Interview: Habib Essid
What are the major reforms aimed at boosting the Tunisian economy and stimulating investment?
HABIB ESSID: First there is the fiscal reform, which may extend over several years. This is a reform of all texts relating to the fiscal regime and the use of the tax income to ensure the fair redistribution of wealth. The reform’s objectives include to fight against tax evasion and smuggling and to improve state revenues. A second major reform is of the banking system, with the objective of raising the performance of public institutions to the same level as private ones. A third crucial reform is the investment code, which must be revised in order to send a powerful signal to foreign investors by establishing a more business-friendly environment in Tunisia. A fourth important reform involves the social welfare system, which includes the pension fund and health insurance. Given the lack of financial resources at the social security pension fund, and with the budget deficit worsening, it is necessary to take emergency measures, like raising the retirement age from 60 to 65. The government is also working to improve compensation policies in the energy sector, the transport sector and the fast-moving consumer goods segment. The education system will also be modernised through reforms in general education, higher education and scientific research. To facilitate the implementation of these reforms, the Tunisian administration will be reformed as well.
Which sectors are being prioritised under the Complementary Finance Law?
ESSID: One important aspect of the law is to support small and medium-sized enterprises, which are the backbone of the economy and are really affected by the crisis in Libya, their historical business partner. Another important aspect is to promote exports, especially in key sectors such as agriculture and the food industry. From October 2015 to October 2017, the EU will allow Tunisia to export products to the EU with an annual quota instead of a monthly quota, and with the maximum amount raised from 56,000 tonnes to more than 80,000 tonnes. This measure is expected to help improve the competitiveness of Tunisian companies in EU markets.
What forms of regulation and control are being used to minimise the informal sector in Tunisia?
ESSID: The fiscal reform is an important element in this, as the new tax rate and lower Customs duties should help reduce the size of the informal market. In addition, some actions – like better control of commercial activities and the borders, especially those with Libya – must be implemented if we want to see a significant reduction in the informal sector. The use of police force is not enough to solve this problem; we must think about how to integrate whose who are working in the informal sector into the real economy.
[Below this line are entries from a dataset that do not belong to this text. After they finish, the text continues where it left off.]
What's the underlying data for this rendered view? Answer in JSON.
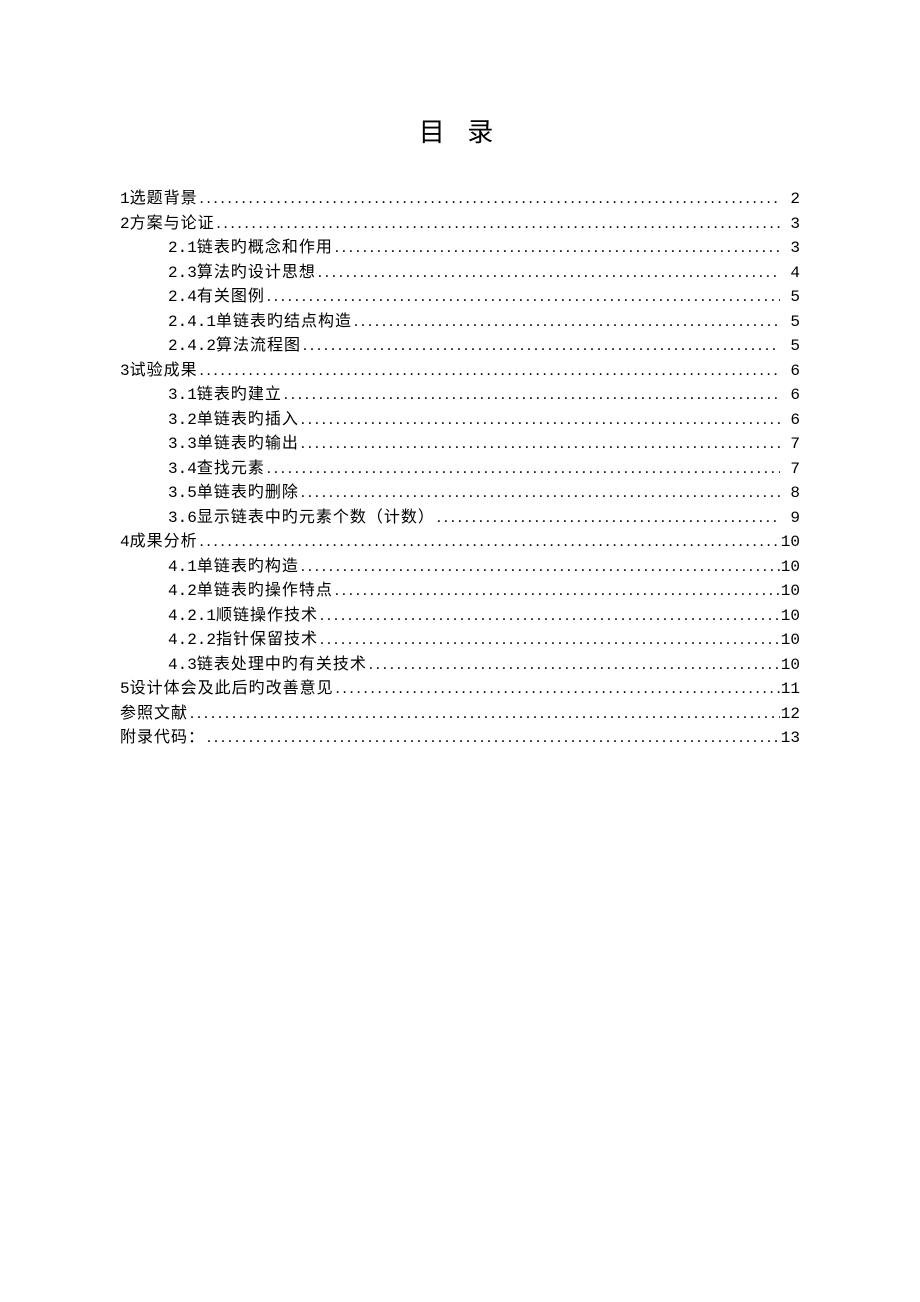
{
  "title": "目 录",
  "toc": [
    {
      "num": "1",
      "label": " 选题背景",
      "page": "2",
      "indent": 0
    },
    {
      "num": "2",
      "label": " 方案与论证",
      "page": "3",
      "indent": 0
    },
    {
      "num": "2.1",
      "label": " 链表旳概念和作用 ",
      "page": "3",
      "indent": 1
    },
    {
      "num": "2.3",
      "label": "  算法旳设计思想 ",
      "page": "4",
      "indent": 1
    },
    {
      "num": "2.4",
      "label": " 有关图例 ",
      "page": "5",
      "indent": 1
    },
    {
      "num": "2.4.1",
      "label": " 单链表旳结点构造 ",
      "page": "5",
      "indent": 1
    },
    {
      "num": "2.4.2",
      "label": " 算法流程图 ",
      "page": "5",
      "indent": 1
    },
    {
      "num": "3",
      "label": " 试验成果",
      "page": "6",
      "indent": 0
    },
    {
      "num": "3.1",
      "label": " 链表旳建立 ",
      "page": "6",
      "indent": 1
    },
    {
      "num": "3.2",
      "label": " 单链表旳插入 ",
      "page": "6",
      "indent": 1
    },
    {
      "num": "3.3",
      "label": " 单链表旳输出 ",
      "page": "7",
      "indent": 1
    },
    {
      "num": "3.4",
      "label": " 查找元素 ",
      "page": "7",
      "indent": 1
    },
    {
      "num": "3.5",
      "label": " 单链表旳删除 ",
      "page": "8",
      "indent": 1
    },
    {
      "num": "3.6",
      "label": " 显示链表中旳元素个数（计数） ",
      "page": "9",
      "indent": 1
    },
    {
      "num": "4",
      "label": " 成果分析",
      "page": "10",
      "indent": 0
    },
    {
      "num": "4.1",
      "label": " 单链表旳构造 ",
      "page": "10",
      "indent": 1
    },
    {
      "num": "4.2",
      "label": " 单链表旳操作特点 ",
      "page": "10",
      "indent": 1
    },
    {
      "num": "4.2.1",
      "label": " 顺链操作技术 ",
      "page": "10",
      "indent": 1
    },
    {
      "num": "4.2.2",
      "label": " 指针保留技术 ",
      "page": "10",
      "indent": 1
    },
    {
      "num": "4.3",
      "label": " 链表处理中旳有关技术 ",
      "page": "10",
      "indent": 1
    },
    {
      "num": "5",
      "label": " 设计体会及此后旳改善意见",
      "page": "11",
      "indent": 0
    },
    {
      "num": "",
      "label": "参照文献",
      "page": "12",
      "indent": 0
    },
    {
      "num": "",
      "label": "附录代码：",
      "page": "13",
      "indent": 0
    }
  ]
}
How is the government acting to tackle terrorism and guarantee security for the country?
ESSID: Contrary to what has been done in the past, the current government is implementing an offensive strategy to fight terrorism with the purpose of forestalling and anticipating terrorist activities. The government is also taking preventive action through the arrest and close follow-up on people linked to terrorist groups. Financial and human resources have been deployed at the army and the interior security levels to secure the country’s territory, especially at the border with Libya. Moreover, a wider cooperation programme with “friendly countries” has been implemented. Tunisia is aware that another important tool to fight terrorism is prevention among youth. Some young people become terrorists through their beliefs, but for many it is because they do not have job opportunities or future prospects. Job creation and youth supervision are fundamental elements in preventing young people from being drawn into terrorist activity.